Nós e o fisco

JOÃO MIGUEL TAVARES Observador 18/08/2015

O texto que publiquei na semana passada acerca das minhas desventuras com a Autoridade Tributária (AT) provocou inúmeras reacções, e a quantidade de gente que se solidarizou comigo e partilhou a sua própria história infeliz com a AT é uma demonstração clara de que o assédio fiscal é hoje uma prática generalizada em Portugal. Ainda que algumas pessoas possam estar zangadas por más razões (antigamente conseguiam escapulir-se ao fisco e agora já não), a esmagadora maioria dos leitores – ou, melhor dizendo, dos contribuintes – que me abordaram para partilhar a sua indignação queixavam-se não tanto do que pagavam, mas da forma como eram sistematicamente maltratados pelas Finanças.
E esse era, de facto, o ponto essencial do texto. Houve leitores maldispostos que me acusaram de estar a aproveitar a última página do PÚBLICO para me queixar de problemas pessoais, mas a verdade é que a tese central da crónica não estava relacionada com a falta de prazer que a minha prosa proporcionava à AT (embora a invocação de um critério de gosto para efeitos fiscais me pareça francamente bizarra e seja igualmente um bom tema de debate, como o demonstraram os artigos do Expresso e do Diário Económico), antes com o tratamento subsequente que me tem vindo a ser dado, após o caso dar entrada em tribunal.

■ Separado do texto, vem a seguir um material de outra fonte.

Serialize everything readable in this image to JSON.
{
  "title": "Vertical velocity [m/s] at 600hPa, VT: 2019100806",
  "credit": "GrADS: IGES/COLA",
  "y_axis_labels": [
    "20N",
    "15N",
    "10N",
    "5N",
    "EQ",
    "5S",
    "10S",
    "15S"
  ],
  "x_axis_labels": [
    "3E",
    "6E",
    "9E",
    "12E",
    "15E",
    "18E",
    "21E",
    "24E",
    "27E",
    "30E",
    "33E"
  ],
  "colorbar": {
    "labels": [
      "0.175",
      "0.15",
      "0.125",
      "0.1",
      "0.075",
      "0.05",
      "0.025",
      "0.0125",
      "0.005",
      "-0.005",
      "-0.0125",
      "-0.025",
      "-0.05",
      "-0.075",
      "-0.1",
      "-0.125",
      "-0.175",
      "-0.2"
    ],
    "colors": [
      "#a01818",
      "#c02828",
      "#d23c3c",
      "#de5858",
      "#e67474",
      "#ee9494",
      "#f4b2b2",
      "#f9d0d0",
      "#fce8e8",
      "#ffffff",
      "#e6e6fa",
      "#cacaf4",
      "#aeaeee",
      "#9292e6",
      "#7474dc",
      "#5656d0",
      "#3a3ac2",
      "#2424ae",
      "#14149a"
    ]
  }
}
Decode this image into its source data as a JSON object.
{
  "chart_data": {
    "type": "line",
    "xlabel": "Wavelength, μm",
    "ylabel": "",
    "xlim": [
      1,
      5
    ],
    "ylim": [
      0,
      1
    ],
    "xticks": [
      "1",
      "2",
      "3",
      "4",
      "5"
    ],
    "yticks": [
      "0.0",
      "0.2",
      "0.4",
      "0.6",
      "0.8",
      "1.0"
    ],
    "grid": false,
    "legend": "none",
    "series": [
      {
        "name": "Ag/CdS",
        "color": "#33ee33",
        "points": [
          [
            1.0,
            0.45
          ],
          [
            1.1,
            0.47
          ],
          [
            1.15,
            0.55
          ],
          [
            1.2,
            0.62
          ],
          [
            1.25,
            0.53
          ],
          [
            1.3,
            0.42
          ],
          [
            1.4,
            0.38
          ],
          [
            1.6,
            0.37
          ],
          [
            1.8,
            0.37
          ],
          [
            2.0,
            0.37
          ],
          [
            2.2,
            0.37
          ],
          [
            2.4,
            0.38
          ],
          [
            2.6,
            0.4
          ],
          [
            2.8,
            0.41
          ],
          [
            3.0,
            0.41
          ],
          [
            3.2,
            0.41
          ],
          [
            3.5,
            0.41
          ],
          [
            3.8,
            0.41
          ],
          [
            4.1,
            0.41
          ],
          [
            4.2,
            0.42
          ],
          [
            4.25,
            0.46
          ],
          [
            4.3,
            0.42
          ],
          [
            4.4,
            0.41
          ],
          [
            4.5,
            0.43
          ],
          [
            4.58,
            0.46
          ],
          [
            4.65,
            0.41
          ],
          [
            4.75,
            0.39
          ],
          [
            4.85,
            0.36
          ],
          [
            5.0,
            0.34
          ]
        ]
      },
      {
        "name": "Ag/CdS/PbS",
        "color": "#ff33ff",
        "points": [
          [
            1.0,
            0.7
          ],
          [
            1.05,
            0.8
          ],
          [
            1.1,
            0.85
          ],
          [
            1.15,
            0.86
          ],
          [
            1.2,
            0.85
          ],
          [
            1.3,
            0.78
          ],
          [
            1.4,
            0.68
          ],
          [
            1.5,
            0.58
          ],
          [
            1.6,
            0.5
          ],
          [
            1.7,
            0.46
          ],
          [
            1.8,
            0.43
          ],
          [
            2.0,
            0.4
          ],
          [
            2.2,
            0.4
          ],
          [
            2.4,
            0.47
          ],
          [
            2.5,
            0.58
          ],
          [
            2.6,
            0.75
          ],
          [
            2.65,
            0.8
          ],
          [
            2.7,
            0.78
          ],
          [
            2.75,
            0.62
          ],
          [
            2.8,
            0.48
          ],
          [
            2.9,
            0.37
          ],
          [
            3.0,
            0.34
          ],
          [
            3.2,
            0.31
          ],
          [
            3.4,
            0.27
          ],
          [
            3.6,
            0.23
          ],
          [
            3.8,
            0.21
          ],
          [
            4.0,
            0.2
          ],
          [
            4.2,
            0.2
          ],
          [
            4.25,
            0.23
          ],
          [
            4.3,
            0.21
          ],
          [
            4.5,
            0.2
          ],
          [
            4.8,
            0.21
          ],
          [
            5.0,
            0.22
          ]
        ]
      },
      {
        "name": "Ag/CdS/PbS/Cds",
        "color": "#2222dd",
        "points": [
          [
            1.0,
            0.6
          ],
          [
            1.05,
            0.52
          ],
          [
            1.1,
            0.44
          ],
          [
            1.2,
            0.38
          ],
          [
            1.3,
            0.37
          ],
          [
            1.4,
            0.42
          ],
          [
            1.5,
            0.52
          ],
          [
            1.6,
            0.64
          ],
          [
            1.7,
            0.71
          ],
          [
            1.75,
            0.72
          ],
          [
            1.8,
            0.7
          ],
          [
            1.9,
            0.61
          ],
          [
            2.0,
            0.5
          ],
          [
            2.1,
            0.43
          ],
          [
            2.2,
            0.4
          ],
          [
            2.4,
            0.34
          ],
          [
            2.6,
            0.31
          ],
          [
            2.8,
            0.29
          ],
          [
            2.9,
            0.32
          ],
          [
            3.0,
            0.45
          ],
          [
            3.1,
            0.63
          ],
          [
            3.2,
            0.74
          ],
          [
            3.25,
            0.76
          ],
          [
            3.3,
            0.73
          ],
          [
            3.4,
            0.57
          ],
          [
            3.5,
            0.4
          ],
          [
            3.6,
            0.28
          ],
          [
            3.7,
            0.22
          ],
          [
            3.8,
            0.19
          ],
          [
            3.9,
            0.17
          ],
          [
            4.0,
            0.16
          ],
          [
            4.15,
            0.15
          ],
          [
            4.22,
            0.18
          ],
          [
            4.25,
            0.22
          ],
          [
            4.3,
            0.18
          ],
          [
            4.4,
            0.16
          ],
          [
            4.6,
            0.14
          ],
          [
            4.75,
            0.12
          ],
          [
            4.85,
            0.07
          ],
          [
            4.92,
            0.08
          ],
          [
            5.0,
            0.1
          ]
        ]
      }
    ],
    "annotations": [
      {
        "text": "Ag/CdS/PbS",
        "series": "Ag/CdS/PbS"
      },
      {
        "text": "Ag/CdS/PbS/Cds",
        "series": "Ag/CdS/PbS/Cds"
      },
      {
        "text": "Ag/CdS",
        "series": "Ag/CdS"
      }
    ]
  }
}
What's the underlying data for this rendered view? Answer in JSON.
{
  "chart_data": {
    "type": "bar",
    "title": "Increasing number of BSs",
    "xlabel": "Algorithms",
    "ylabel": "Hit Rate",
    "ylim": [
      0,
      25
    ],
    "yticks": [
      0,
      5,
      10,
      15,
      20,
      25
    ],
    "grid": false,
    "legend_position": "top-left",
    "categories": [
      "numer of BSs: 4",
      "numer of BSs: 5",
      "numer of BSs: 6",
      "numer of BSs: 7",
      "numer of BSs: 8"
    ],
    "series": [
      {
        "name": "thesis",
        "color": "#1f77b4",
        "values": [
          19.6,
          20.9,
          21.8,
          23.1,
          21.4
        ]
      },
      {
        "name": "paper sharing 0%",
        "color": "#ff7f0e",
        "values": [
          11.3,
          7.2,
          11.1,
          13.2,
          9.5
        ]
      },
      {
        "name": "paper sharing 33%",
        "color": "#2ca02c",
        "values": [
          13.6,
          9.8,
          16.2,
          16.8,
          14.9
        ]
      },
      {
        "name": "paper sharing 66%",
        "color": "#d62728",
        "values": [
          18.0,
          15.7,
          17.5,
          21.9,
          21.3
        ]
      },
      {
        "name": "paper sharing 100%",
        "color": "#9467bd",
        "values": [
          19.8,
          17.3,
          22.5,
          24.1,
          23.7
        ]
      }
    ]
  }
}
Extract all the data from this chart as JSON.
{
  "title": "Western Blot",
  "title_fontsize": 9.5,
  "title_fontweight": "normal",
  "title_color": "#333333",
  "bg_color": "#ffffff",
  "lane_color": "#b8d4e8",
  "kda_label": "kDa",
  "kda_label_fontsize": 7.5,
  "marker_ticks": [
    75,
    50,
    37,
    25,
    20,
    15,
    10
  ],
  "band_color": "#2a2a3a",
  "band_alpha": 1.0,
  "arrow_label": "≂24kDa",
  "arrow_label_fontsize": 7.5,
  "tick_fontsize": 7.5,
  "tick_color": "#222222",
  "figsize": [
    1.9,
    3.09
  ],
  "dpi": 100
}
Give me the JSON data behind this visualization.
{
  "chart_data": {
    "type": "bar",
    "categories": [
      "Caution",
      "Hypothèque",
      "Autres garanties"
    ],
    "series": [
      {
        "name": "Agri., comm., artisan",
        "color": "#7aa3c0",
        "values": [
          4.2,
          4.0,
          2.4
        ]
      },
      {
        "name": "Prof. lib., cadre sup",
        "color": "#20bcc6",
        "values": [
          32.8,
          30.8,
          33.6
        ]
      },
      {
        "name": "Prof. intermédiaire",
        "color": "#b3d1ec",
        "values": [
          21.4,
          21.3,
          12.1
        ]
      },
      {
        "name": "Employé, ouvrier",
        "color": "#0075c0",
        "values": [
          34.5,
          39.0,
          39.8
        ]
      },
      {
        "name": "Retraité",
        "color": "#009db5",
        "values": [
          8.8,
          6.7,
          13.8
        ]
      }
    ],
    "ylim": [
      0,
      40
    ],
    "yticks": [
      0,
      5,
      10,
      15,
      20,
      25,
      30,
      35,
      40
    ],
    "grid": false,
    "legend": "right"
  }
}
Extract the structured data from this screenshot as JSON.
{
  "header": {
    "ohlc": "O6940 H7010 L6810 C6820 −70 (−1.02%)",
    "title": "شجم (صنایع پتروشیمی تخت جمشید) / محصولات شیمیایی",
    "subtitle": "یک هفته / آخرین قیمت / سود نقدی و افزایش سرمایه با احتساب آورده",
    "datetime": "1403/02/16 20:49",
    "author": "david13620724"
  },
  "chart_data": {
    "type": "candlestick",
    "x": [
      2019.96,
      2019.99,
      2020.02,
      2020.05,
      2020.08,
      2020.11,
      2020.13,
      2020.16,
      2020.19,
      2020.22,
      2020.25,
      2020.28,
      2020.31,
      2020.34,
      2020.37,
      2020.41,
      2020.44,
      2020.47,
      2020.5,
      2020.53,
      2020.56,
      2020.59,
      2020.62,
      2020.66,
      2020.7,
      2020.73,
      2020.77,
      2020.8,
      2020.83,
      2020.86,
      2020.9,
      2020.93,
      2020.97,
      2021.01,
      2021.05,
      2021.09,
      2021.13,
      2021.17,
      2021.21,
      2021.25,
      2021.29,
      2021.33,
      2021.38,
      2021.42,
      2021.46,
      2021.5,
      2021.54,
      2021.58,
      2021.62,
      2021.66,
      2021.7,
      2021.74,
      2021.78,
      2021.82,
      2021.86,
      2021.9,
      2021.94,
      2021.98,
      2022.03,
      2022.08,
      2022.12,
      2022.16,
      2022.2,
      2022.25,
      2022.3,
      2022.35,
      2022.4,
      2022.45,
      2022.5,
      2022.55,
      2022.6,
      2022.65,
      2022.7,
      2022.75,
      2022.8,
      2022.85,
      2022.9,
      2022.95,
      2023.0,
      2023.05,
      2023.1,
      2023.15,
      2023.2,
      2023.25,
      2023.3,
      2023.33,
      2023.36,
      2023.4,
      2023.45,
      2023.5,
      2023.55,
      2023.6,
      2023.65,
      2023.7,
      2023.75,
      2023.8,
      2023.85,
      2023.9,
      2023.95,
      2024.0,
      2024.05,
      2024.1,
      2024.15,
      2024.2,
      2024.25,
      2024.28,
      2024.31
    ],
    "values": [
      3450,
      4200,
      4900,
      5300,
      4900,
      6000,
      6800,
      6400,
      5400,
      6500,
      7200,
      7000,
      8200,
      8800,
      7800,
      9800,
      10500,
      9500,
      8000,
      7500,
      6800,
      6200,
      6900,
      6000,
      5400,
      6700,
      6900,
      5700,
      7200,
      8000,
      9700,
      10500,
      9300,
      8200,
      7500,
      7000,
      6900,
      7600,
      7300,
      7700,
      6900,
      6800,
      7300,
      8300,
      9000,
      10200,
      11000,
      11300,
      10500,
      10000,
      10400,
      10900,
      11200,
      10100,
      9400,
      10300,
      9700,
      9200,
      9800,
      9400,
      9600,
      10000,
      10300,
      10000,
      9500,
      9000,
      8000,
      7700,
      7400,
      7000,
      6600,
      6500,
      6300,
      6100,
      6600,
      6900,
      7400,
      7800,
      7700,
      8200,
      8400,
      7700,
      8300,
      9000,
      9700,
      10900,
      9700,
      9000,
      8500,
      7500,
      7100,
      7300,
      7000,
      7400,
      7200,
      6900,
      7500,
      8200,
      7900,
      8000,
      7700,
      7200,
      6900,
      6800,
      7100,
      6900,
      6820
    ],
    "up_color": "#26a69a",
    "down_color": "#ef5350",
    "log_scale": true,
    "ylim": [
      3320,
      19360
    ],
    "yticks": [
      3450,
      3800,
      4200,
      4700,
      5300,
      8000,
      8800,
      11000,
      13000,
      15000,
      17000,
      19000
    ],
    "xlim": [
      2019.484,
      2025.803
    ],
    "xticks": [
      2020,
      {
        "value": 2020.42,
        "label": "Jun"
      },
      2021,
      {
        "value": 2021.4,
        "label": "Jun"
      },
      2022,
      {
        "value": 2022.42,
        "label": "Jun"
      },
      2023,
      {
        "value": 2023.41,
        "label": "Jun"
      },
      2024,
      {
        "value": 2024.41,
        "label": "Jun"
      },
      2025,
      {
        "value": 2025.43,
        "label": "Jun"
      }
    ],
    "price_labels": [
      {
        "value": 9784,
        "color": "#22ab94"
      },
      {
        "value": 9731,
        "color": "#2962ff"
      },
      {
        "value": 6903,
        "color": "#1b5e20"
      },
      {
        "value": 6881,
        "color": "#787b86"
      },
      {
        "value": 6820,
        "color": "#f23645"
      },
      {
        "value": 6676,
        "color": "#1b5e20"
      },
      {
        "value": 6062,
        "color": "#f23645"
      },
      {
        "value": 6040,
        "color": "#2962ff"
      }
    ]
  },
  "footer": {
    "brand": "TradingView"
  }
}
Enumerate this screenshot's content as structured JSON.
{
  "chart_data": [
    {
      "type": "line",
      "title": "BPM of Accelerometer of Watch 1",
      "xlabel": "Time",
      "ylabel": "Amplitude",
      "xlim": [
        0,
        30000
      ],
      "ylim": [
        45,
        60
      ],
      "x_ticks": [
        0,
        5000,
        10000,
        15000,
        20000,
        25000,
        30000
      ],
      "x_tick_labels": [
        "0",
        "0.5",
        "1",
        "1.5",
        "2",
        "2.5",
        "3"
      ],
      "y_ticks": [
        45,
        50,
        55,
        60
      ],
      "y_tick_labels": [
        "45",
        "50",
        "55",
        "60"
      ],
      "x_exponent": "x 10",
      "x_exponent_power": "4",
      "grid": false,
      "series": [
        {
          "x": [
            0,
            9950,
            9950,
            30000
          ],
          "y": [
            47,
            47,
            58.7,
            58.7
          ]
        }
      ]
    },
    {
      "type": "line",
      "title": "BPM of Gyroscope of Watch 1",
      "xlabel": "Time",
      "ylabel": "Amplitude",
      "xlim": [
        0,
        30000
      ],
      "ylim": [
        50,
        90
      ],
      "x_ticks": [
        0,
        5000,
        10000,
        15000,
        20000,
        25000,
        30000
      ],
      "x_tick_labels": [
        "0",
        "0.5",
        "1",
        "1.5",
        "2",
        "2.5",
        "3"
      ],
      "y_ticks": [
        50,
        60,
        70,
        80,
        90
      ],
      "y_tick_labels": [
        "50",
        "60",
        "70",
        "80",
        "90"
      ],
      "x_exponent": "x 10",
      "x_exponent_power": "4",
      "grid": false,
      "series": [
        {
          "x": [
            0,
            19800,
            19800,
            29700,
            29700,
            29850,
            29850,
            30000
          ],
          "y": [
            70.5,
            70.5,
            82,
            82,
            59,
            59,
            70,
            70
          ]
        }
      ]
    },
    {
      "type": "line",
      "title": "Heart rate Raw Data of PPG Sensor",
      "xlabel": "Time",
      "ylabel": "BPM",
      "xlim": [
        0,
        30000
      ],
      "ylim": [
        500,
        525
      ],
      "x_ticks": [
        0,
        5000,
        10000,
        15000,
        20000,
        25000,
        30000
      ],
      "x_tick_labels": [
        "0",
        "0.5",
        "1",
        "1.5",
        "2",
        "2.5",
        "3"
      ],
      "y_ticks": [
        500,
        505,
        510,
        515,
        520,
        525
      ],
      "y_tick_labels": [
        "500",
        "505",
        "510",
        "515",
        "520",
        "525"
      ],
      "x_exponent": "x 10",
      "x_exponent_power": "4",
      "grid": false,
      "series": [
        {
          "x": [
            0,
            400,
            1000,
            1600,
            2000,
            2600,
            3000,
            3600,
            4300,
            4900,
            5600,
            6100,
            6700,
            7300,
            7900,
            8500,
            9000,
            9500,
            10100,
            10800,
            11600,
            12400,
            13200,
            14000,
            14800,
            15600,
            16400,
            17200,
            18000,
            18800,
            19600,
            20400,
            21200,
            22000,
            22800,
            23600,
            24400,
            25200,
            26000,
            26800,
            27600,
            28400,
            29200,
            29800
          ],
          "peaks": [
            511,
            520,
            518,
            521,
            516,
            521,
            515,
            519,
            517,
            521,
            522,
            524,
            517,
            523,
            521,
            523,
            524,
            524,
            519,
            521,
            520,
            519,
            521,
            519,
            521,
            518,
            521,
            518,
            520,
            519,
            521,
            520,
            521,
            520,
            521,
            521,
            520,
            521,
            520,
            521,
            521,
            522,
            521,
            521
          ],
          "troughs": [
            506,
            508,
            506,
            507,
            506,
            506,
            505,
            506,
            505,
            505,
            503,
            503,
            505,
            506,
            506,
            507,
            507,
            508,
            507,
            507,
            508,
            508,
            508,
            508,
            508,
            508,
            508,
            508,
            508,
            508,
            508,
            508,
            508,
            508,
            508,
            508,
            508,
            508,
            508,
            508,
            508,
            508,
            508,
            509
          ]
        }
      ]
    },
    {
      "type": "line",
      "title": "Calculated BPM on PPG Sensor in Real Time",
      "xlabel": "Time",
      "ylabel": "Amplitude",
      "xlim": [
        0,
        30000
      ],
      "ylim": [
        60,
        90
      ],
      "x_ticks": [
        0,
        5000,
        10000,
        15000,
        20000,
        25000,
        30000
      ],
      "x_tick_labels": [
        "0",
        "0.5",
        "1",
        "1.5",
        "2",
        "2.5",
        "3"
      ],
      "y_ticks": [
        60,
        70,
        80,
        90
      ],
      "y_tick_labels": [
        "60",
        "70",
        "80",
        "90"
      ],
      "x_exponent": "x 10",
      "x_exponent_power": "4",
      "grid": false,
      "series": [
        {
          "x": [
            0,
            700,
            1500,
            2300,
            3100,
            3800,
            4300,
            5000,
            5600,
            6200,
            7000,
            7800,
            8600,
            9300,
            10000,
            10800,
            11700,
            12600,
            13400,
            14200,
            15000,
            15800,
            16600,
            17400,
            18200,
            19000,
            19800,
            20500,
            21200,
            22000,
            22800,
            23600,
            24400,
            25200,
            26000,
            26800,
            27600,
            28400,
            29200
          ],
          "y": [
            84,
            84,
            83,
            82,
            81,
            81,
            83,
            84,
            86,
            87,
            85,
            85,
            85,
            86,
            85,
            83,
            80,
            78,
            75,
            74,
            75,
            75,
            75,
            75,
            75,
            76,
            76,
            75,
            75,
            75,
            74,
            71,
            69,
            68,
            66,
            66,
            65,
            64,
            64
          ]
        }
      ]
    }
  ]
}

Se no caso particular dos direitos de autor e da criação artística e literária se pode invocar que a lei é dúbia e passível de múltiplas interpretações, nada justifica que eu continue a receber mails ameaçadores da AT após o caso ser entregue nas mãos da justiça. Mais: este fim-de-semana cheguei a casa vindo de duas semanas de férias e tinha três cartas da AT a informarem-me de que o valor que tinha a receber pelo IRS de 2014 tinha ficado retido. Motivo: “Aplicação do crédito em dívidas de execução fiscal”. Ou seja, apesar de eu estar à espera que os tribunais decidam acerca do meu conflito com as Finanças e de ter sido obrigado a apresentar caução da totalidade da dívida mais 25%, o fisco, pelo sim, pelo não, continua a embolsar anualmente o dinheiro que me é devido após a liquidação do IRS. Com alguma sorte, quando chegar ao julgamento a dívida já não existe.
Ao serem confrontados com estas histórias, os meus camaradas liberais não têm piedade e acusam o meu texto original de encerrar em si uma contradição insanável. Escreveu André Azevedo Alves no Observador, após lamentar o tratamento que me tem sido dado pelo fisco: “Não se compreende é que Tavares celebre ‘efusivamente o aperto da malha tributária’, sem se dar conta de que está a enfrentar as consequências daquilo que tão efusivamente celebra.” E acrescenta: “Os objectivos de efectiva maximização do saque fiscal tudo justificam e sobrepõem-se frequentemente aos mais elementares direitos dos cidadãos e aos mais básicos princípios de decência.”
Ora, não me parece inevitável que o aperto da malha tributária tenha como consequência directa o abuso dos direitos dos cidadãos. Se assim fosse, estaríamos condenados a escolher entre dois estados de coisas: o de antigamente, em que quase só os trabalhadores por conta de outrem pagavam os impostos devidos; ou o de hoje, em que todo o contribuinte é gatuno por defeito. Se for preciso, invoquemos Santo Onofre, padroeiro dos bêbados e do dinheiro: há-de ser possível encontrar um caminho intermédio entre roubar o Estado e extorquir o contribuinte. É esse caminho que eu desejo percorrer – e desconfio não ser o único.